Lotus made its own lasts, heels, boxes and packing cases. It operated a garage and a fleet of vehicles. For its employees, Lotus provided canteens, social and sporting facilities. A billiard hall opened in 1922 and a stage was built in Brook House for the Dramatic Society and Operatic Society. Lotus had its own Fire Brigade, and also its own Girl guides group for the daughters of company workers. The Lotus Association organised annual trips to Blackpool, Rhyl and Llandudno, and occasionally to Ireland and Belgium. Lotus Ltd had a reputation as a good employer and the factory as a good place to work.
Lotus Ltd acquired its first shops in 1926, exclusively selling Lotus and Delta brand shoes. The Lotus brand was named after the Lotus flower, a large white water lily of the Nile delta of legendary beauty and perfection.
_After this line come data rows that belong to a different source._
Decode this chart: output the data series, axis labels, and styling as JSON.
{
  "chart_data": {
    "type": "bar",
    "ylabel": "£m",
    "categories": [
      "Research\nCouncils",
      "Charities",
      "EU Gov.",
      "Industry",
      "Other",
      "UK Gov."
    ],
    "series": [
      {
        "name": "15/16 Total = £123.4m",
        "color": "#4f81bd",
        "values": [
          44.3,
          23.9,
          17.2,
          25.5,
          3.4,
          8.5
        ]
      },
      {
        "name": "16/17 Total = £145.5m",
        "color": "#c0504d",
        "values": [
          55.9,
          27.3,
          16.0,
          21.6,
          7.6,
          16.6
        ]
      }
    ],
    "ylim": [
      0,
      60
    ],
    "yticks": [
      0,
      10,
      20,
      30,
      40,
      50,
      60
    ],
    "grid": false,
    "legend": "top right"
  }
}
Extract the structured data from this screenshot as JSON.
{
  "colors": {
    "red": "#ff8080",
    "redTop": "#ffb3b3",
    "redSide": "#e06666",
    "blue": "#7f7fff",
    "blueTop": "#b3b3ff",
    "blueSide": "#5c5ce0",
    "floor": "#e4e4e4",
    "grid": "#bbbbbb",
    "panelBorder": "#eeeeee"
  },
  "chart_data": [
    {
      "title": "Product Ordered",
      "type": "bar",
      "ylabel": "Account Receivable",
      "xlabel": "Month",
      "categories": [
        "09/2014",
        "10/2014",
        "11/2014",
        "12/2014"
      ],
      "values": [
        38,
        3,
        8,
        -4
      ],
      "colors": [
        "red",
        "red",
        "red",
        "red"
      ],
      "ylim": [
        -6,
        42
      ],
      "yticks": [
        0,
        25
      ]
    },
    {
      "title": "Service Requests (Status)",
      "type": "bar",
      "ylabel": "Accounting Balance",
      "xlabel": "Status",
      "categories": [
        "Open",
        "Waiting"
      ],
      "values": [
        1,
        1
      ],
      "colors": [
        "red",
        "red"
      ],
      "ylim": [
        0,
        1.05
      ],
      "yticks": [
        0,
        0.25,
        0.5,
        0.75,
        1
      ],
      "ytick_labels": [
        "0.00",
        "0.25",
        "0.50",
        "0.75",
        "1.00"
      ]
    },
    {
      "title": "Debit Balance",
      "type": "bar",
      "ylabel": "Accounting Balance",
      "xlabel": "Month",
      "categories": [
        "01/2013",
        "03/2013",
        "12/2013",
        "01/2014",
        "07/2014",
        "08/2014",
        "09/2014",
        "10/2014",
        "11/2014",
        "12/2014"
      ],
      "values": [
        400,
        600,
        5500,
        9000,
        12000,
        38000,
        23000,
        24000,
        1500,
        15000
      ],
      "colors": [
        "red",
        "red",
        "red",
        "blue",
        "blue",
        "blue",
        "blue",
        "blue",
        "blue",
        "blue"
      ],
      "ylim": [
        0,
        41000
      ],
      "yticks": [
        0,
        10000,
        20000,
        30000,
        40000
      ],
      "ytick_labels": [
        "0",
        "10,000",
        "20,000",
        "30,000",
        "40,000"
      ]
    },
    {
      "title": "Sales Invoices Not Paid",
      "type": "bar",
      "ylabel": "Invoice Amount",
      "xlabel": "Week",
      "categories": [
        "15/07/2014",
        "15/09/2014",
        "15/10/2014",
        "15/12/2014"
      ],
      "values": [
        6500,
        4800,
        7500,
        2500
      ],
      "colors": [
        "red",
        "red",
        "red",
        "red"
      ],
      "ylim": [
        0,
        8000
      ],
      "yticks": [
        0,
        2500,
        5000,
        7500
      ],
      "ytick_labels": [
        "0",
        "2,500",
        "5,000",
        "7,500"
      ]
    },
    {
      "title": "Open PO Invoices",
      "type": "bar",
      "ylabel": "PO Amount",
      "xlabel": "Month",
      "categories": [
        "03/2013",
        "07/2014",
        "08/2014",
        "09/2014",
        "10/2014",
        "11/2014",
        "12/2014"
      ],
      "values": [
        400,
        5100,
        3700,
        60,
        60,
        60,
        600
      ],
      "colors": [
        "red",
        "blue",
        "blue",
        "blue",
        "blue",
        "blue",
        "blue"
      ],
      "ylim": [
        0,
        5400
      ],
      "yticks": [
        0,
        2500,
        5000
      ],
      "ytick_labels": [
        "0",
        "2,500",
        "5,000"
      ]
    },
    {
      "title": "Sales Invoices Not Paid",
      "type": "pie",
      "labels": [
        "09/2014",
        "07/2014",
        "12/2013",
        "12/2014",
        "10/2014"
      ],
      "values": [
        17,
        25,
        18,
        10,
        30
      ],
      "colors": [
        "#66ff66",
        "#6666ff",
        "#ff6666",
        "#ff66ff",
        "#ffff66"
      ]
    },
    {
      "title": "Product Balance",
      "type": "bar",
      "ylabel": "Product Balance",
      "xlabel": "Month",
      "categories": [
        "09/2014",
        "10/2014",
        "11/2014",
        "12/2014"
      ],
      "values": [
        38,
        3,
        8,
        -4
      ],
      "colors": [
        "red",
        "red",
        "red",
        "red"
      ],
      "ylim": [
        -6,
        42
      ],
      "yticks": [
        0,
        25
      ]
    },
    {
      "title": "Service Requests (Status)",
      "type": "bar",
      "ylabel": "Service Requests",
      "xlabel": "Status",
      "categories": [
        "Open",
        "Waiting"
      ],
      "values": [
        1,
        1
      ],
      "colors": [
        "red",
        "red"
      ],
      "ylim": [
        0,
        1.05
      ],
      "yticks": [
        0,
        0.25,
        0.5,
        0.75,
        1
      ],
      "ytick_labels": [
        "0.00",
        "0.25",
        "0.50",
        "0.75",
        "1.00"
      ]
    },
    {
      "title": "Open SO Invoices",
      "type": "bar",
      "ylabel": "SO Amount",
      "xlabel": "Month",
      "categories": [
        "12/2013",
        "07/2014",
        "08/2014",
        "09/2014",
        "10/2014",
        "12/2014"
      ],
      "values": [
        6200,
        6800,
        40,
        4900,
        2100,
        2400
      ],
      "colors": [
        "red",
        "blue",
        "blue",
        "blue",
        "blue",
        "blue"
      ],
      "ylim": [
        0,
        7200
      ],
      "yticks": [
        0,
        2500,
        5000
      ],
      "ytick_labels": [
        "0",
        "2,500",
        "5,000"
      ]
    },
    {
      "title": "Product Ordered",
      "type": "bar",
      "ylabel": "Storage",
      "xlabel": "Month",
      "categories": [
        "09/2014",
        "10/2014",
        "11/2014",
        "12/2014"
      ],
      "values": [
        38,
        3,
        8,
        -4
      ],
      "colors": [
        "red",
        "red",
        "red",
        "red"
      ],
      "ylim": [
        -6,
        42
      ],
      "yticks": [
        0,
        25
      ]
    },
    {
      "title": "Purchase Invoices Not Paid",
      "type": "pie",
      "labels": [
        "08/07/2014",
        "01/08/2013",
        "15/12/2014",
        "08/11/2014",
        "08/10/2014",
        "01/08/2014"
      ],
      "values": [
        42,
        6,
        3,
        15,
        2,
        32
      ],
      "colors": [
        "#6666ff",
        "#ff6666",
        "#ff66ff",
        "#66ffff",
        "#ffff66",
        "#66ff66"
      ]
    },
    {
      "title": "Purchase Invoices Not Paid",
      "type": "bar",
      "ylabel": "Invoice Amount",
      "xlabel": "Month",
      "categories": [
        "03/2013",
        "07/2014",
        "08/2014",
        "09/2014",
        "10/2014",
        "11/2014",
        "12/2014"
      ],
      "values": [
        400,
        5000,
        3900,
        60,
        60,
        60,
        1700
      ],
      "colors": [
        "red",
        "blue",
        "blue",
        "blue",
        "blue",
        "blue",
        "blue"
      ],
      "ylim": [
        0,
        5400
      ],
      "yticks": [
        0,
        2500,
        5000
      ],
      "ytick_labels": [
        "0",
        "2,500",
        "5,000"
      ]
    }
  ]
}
After the Second World War, Lotus Ltd continued to thrive, and employed 2,117 people in Stafford in 1950.
After the closure of C.H. Riley & Son’s Footglove factory in 1957, Lotus Ltd became the only shoe manufacturer in Stafford and Stone. The Bostock family retained control of the company until 1970, when James Bostock (1902-1996) retired, and shortly afterwards it was taken over by Argo Caribbean. Debenhams acquired it in 1973, but shortly after in 1975 the Stone factory on Cross Street and Longton Road closed and the buildings were taken over by G.E.C.
Lotus Ltd was still employing 1,000 people in Stafford during he 1970s, but faced with increasingly competitive prices from overseas manufacturers, and the trend towards shoes becoming more disposable, the company was in steady decline. The export trade to the Soviet Union and eastern Europe and a series of contracts with Marks & Spencer helped the factory survive into the 1990s.
The Fii Group purchased the company in 1986. In 1996 the greater part of footwear manufacture was transferred from Stafford to Bridgend in South Wales in 1996, and the main Sandon Road Lotus factory was demolished in 1997. A small workforce continued in a newer building on the Sandon Road site until the end of 1998 when the remainder of the operation was transferred to Bridgend and the last 130 workers were made redundant.